Behind the Lens 2020: Women in Photography
About: Grace Marie DeWitt
I use photography, videography, and drawing to redistribute agency and importance to discarded objects and materials. All of the objects I work with are the aftermath, detritus, and artifacts left over from unknowable actions and experiences. By documenting these objects, I attempt to recognize and connect to the past and future of that thing. I sympathize with materials as a way of piecing together my own ideas about existence, mortality, endurance, worship, perceptivity, vulnerability, emotional memory, worth, inevitability, interconnectedness, and humility.
I am moved by the residual kinship that humans share with the materials around them. After evolving from common matter, we now witness a geological epoch in which damage to this earth is irreversible. In a circumstance that forecasts demise for both living and nonliving things equally, I am compelled to believe that the connection of all things makes sense. I work in pursuit of a visual language for this interconnectivity: one which elevates materials beyond their relation to humans.
In the same way that a human’s experiences shape their personal mythology, how might the environments and interactions that an object experiences build a material mythology——a narrative of both life and death?

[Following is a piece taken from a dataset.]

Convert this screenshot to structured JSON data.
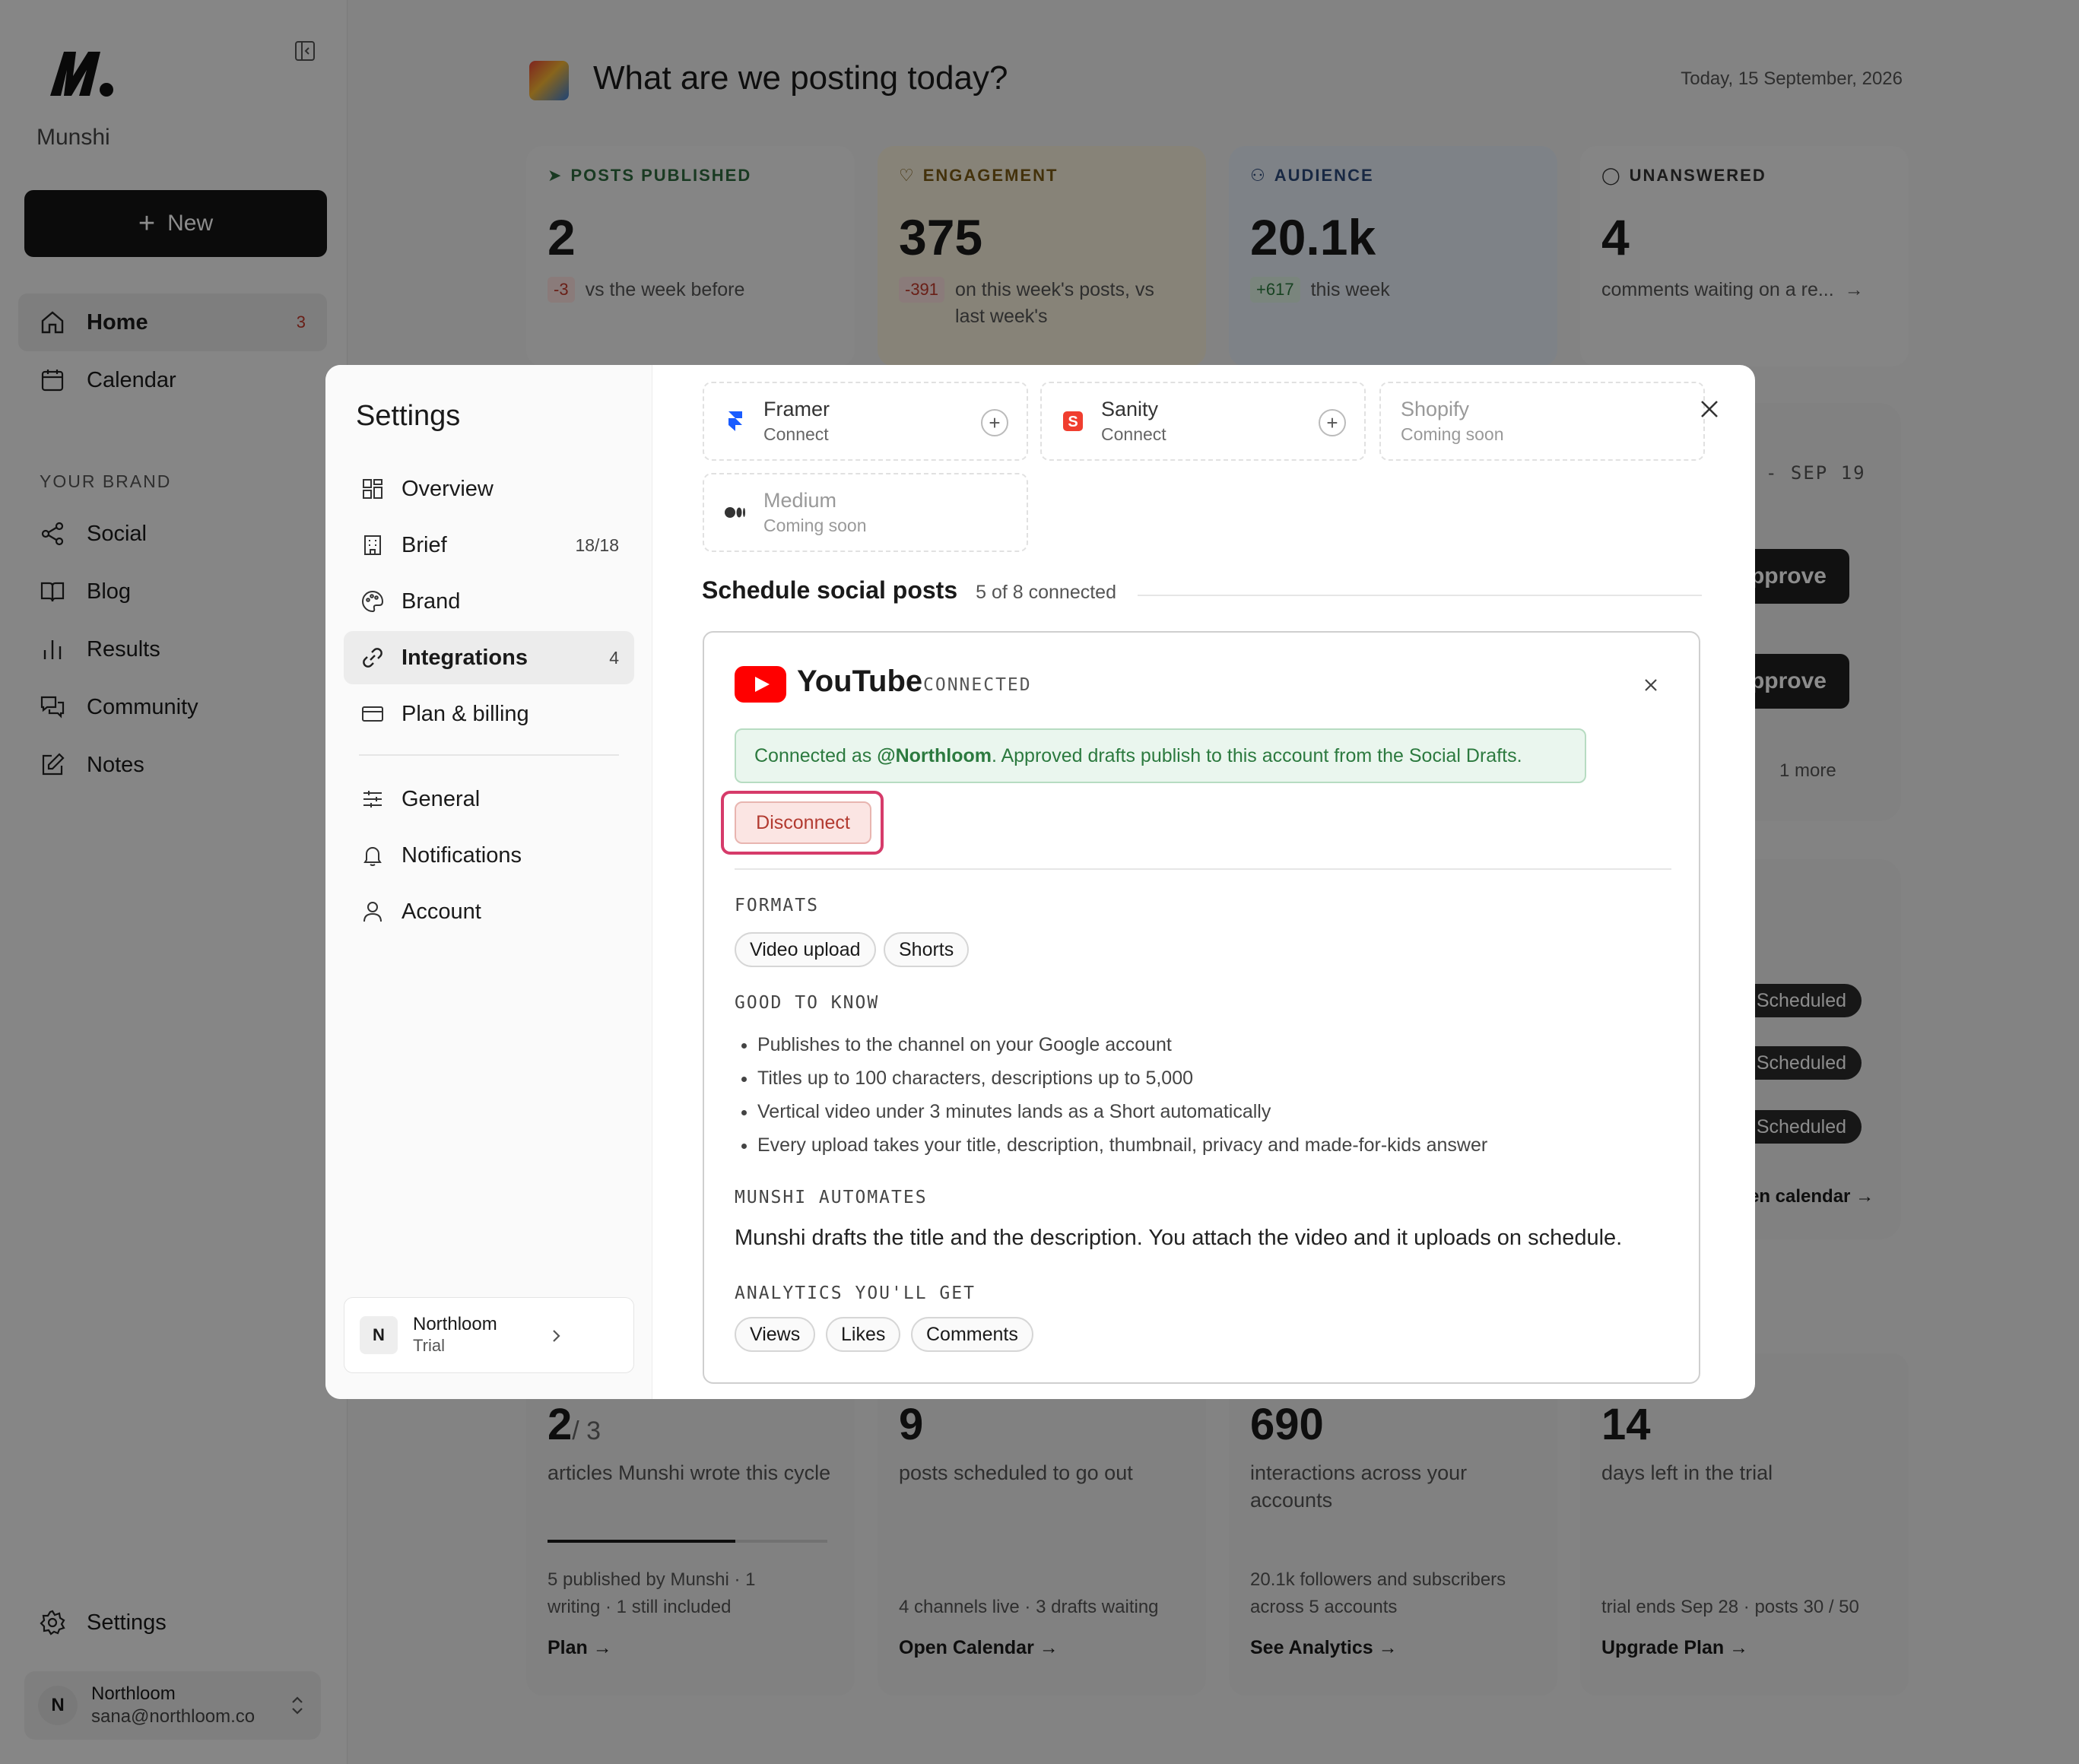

Artist Statement: soft bodies
The softbodies print series is named after Rosi Braidotti’s use of the term “bodies”––to describe objects and matter as vessels that withhold a certain perceptive energy, though unconscious and existing differently than animate things––and “soft,” a term used colloquially and sometimes derogatorily to acknowledge a person’s sensitive or highly emotional nature. In this series, I re-present images of disposable and discarded materials (often printed onto other, different or similar disposable materials) as an empathetic tool. The materials’ inevitable vulnerability, the way that their surfaces reveal their histories, is painful. I force the viewer to serve as witness to aftermath, and deprive her from knowing circumstance. In these pieces, both futile and frustrating, the only thing that is left is the “what.” There is never a “how,” or a “why.”